Fiquei a gaguejar. Palavras todas se escapuliram.
- Sem mais nem menos, é já assim? – Questionaram os amigos.
- Notem que fiz a mesma pergunta embora não a tivesse dado voz.
- E se a "mamã grande" viesse me apanhar como é que isso ia
ficar? – Spina a pôr lenha na fervura e a panela de Nza a não querer ferver.
- Avilo, ias pagar pagar pelo peixe que até o gato nunca comeu?!- Ironizou
Puna.
- Yá. A “kindoza”, sem que me desse tempo para reclamar, pegou-me pela mão,
quase me arrastando pelo parque de veículos. E lá estava ela com a
“kimbundaria” toda bamboleante, ora tudo à direita ora à esquerda, ora cada
montículo gemendo no seu lugar como coração que bombeia em alta rotação.
Olhando para as calças de malha fina e leve que mal guardavam aqueles volumosos
e movediços tubérculos, ficava-se com a impressão de que dentro delas não havia
nenhuma guarnição. Nem só já um fio dental para dividir as montanhas e guardar
a barragem! - Pensei, mas balbuciei outras coisas.
- Mas papaste ou te papou a massa? – Os amigos cada vez mais afoitos.
- Calmem, vou já chegar ao fim. Ai eu perguntei: você não ligou antes de
partir, anunciando a hora de chegada?
- Fiquei sem sardo, moço. Mi leva só, mor da minha vida.
- Sukwama! – Exclamei - Isso agora é que está à “nduta”! Para a minha
infelicidade, mesmo com a má-língua ela não percebeu ou fez-se de distraída.
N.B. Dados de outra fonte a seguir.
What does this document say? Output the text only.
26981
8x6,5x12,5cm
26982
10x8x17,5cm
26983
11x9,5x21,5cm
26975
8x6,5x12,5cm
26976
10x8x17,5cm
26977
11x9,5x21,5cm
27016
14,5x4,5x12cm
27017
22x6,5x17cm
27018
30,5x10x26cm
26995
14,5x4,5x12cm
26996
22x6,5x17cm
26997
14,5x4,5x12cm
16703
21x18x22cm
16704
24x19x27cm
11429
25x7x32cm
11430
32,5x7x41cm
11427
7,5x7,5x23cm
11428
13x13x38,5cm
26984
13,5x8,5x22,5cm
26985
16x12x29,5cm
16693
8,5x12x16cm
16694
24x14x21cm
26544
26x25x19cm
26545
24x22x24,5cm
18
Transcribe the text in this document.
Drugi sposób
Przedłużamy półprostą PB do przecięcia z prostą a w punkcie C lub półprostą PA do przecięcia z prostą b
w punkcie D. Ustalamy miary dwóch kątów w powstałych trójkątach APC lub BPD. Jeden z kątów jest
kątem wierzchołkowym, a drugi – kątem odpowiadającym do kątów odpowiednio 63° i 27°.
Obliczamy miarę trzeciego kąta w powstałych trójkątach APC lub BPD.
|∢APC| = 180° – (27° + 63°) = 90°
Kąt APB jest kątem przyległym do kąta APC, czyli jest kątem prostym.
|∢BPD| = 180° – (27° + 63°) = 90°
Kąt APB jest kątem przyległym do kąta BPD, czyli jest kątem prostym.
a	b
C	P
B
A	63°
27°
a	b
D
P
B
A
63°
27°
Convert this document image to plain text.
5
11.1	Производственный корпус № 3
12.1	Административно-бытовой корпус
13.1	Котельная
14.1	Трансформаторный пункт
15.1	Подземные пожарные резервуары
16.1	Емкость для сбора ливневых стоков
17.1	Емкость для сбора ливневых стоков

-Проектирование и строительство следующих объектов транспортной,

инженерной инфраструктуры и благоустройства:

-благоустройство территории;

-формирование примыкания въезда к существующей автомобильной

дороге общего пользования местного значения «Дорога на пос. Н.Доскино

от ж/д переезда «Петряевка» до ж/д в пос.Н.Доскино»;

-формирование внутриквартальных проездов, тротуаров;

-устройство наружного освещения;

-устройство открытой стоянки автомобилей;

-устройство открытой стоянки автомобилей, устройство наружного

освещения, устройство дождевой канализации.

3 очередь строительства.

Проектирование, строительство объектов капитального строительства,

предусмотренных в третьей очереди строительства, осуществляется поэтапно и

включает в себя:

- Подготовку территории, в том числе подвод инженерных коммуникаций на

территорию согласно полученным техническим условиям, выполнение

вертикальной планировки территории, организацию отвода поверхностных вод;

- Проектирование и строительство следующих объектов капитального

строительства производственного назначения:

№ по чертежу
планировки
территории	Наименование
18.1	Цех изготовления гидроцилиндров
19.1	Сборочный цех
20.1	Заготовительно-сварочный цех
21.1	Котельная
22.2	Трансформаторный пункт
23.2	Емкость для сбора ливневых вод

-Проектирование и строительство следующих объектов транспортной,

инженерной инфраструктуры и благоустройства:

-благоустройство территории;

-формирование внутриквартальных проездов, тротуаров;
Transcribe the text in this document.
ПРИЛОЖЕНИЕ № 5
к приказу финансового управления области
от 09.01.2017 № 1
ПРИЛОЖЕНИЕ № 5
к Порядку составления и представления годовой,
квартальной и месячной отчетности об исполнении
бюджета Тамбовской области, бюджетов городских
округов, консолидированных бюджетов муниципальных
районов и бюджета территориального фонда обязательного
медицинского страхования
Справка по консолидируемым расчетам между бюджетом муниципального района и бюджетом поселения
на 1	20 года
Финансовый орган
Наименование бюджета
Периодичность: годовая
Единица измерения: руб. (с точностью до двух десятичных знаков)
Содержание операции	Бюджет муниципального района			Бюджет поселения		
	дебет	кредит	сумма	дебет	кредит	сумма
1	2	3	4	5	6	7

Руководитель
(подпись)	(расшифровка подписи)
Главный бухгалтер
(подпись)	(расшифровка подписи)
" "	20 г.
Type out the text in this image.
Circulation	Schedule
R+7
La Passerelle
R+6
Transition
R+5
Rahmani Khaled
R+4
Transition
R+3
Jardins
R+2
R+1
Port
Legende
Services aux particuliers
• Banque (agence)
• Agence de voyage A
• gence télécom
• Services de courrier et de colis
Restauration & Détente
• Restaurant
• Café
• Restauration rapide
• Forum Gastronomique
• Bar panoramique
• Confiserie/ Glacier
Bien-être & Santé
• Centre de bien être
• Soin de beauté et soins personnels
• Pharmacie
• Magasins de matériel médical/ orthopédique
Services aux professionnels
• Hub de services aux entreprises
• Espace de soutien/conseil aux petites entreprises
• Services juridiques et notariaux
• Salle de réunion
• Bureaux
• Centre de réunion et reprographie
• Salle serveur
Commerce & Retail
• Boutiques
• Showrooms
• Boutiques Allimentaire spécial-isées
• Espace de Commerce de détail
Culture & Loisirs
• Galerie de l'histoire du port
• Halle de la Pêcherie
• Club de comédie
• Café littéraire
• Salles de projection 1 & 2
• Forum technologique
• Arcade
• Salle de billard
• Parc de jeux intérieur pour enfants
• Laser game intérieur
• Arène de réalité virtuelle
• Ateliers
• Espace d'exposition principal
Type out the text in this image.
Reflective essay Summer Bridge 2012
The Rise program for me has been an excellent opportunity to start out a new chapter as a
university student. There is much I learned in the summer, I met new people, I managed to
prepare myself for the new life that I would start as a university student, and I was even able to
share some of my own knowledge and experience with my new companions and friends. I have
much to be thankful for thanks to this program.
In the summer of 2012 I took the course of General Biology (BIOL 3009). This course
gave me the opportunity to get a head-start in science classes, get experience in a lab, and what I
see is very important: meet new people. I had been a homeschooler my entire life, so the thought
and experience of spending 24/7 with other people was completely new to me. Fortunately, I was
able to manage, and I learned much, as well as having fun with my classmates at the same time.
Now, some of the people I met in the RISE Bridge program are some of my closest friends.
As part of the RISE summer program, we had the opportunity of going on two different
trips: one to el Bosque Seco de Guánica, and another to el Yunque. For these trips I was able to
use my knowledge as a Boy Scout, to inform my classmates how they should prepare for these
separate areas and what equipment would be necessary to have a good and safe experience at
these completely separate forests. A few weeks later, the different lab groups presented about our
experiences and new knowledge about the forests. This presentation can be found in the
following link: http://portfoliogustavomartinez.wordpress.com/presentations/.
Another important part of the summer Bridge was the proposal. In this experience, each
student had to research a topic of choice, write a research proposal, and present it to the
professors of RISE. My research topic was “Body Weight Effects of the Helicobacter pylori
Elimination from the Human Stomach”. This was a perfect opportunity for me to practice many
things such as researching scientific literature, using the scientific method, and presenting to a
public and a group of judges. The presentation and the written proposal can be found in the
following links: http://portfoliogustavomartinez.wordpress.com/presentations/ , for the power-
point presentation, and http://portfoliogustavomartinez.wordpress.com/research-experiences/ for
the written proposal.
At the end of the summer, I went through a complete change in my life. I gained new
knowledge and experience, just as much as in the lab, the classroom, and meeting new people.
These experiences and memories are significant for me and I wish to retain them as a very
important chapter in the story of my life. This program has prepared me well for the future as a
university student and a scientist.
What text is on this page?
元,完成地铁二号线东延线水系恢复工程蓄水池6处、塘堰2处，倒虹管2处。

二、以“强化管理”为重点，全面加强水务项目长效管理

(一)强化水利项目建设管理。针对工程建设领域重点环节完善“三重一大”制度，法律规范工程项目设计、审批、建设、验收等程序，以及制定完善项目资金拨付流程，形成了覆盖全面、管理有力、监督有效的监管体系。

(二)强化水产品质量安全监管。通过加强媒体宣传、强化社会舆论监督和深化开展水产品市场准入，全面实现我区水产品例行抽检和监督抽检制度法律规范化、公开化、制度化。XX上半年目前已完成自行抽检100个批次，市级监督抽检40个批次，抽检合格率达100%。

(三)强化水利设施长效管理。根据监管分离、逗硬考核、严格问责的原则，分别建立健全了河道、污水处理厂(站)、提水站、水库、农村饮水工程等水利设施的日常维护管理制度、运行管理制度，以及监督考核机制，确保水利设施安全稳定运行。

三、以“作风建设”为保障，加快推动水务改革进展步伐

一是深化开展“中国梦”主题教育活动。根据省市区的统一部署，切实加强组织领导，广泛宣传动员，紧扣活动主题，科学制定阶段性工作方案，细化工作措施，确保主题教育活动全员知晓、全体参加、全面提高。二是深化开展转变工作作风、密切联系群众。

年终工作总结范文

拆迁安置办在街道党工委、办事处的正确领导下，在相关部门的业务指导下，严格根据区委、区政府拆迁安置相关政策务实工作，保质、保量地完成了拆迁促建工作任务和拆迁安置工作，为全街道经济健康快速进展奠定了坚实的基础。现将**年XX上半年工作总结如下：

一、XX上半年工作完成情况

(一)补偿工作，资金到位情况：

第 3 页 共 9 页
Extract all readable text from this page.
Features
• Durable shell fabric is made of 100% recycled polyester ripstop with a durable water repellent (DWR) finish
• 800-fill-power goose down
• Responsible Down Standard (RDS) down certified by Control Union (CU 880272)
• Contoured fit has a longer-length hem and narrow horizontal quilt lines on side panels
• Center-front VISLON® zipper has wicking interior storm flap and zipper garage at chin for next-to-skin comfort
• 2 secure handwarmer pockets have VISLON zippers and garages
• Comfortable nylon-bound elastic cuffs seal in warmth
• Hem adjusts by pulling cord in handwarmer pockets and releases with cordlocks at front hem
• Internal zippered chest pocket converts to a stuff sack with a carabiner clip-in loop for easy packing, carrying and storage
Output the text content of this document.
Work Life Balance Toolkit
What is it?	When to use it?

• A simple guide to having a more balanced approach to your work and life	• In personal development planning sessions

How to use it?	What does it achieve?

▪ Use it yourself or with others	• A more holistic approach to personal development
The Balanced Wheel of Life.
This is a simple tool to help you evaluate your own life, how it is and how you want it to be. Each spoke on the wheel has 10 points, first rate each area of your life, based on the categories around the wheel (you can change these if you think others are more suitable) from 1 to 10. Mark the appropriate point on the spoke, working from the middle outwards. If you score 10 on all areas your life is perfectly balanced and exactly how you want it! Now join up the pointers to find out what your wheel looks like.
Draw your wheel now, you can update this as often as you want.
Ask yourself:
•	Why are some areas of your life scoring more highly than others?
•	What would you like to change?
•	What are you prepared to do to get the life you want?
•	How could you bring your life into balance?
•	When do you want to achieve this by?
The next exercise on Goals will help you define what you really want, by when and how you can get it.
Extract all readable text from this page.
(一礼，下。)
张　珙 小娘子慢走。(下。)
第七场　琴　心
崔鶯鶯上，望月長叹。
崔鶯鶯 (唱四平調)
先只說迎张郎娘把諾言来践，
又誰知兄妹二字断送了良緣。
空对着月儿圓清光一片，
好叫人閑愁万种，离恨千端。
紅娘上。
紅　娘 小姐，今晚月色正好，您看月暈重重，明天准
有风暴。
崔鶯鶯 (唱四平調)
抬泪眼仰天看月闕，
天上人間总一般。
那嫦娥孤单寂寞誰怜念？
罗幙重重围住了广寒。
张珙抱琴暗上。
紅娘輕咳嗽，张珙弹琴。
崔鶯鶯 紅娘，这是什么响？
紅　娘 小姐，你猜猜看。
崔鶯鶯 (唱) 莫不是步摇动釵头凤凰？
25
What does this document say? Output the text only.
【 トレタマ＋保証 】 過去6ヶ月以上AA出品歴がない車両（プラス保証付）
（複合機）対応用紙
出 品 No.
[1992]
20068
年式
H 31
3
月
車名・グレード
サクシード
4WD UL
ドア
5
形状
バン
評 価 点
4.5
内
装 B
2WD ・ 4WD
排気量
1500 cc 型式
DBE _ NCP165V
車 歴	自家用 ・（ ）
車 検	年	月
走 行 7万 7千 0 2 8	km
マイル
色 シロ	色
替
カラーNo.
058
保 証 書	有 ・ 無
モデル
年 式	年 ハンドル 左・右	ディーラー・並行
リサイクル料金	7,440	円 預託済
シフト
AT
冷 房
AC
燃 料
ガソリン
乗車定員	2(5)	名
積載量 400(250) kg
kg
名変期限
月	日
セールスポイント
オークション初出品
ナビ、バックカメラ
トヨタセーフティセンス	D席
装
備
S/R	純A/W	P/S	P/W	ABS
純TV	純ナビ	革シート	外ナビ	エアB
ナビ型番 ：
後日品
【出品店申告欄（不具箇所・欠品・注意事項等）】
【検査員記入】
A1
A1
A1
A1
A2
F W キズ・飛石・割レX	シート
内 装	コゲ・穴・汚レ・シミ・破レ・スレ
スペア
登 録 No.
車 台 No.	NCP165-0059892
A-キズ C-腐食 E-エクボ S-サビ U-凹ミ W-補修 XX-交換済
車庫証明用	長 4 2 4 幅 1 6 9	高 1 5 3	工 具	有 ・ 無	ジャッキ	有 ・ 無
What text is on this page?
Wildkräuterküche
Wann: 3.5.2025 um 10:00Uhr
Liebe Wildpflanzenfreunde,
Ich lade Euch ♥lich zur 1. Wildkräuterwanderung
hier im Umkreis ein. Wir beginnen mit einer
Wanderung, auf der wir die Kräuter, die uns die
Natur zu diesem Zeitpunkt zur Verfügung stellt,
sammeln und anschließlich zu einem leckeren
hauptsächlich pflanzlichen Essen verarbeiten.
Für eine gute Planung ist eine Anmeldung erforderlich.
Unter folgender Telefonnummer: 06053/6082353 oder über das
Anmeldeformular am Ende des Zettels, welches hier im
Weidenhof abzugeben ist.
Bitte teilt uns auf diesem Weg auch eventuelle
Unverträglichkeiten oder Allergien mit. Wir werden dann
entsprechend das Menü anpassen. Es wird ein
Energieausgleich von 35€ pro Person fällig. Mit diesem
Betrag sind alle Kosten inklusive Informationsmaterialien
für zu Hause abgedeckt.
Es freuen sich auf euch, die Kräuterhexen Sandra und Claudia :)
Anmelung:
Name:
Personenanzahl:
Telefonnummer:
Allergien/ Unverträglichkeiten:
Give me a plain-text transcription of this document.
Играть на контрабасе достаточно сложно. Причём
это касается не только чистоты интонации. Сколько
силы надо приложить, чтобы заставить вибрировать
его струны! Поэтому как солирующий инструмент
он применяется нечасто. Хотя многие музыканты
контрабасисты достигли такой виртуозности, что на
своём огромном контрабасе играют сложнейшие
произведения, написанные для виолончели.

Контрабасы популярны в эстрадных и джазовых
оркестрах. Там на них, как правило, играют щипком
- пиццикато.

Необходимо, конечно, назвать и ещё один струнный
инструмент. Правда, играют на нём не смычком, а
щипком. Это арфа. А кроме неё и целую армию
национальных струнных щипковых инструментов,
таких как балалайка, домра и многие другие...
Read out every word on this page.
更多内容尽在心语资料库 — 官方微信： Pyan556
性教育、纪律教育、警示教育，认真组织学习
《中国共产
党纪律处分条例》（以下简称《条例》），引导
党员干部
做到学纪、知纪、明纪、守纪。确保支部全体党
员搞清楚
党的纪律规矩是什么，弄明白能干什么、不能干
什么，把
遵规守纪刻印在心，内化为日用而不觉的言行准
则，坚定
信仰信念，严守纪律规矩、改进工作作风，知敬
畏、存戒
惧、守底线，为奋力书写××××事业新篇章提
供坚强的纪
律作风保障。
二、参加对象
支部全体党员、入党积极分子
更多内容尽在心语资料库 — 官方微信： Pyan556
Não é que um velhote atento, cachimbo na boca, dizamba na dibala, olhou-nos de
soslaio e me abriu o olho?
- Te disse o quê? Que era piteu dele?
- O dikota me falou num quimbundo rebuscado que me ficou gravado no ouvido
e no cérebro. - Nza retirou do bolso o papel em que escrevera tal expressão e
leu para os amigos: mon'ami, ima ya mundu. Ku itexile kitadi kye. Madimá meniyâ
nyi idingo yenyi yand'o bolé!
Spina que é ovimbundu ainda tentou pôr perguntas para entender o que quis alerta
o mais velho com aquela expressão, carregada de simbolismos. Na parte baixa do
papel, como nota de rodapé, Nza Kutimbe tinha grafado a tradução para português
que equivale a:
- São coisas do
mundo, não desperdices o teu dinheiro. Esses limões e essas mandiocas - alusão
aos seios e à “kimbundaria” -, não tarda, hão-de “apodrecer" - ficam
caídos que nem chinelos esquecidos no óbito!
Estalaram copos
e garrafas. Assobios também. O sol marcava já os últimos passos. Sol
pachorrento que já não queimava sardinha. As mulheres arrumaram as “imbambas” e
eles, os homens, meteram-se à estrada para protagonizar outras cenas que
trariam no encontro de sábado seguinte.
Obs: Texto publicado no Semanário Angolense de 20 de Dez 2014.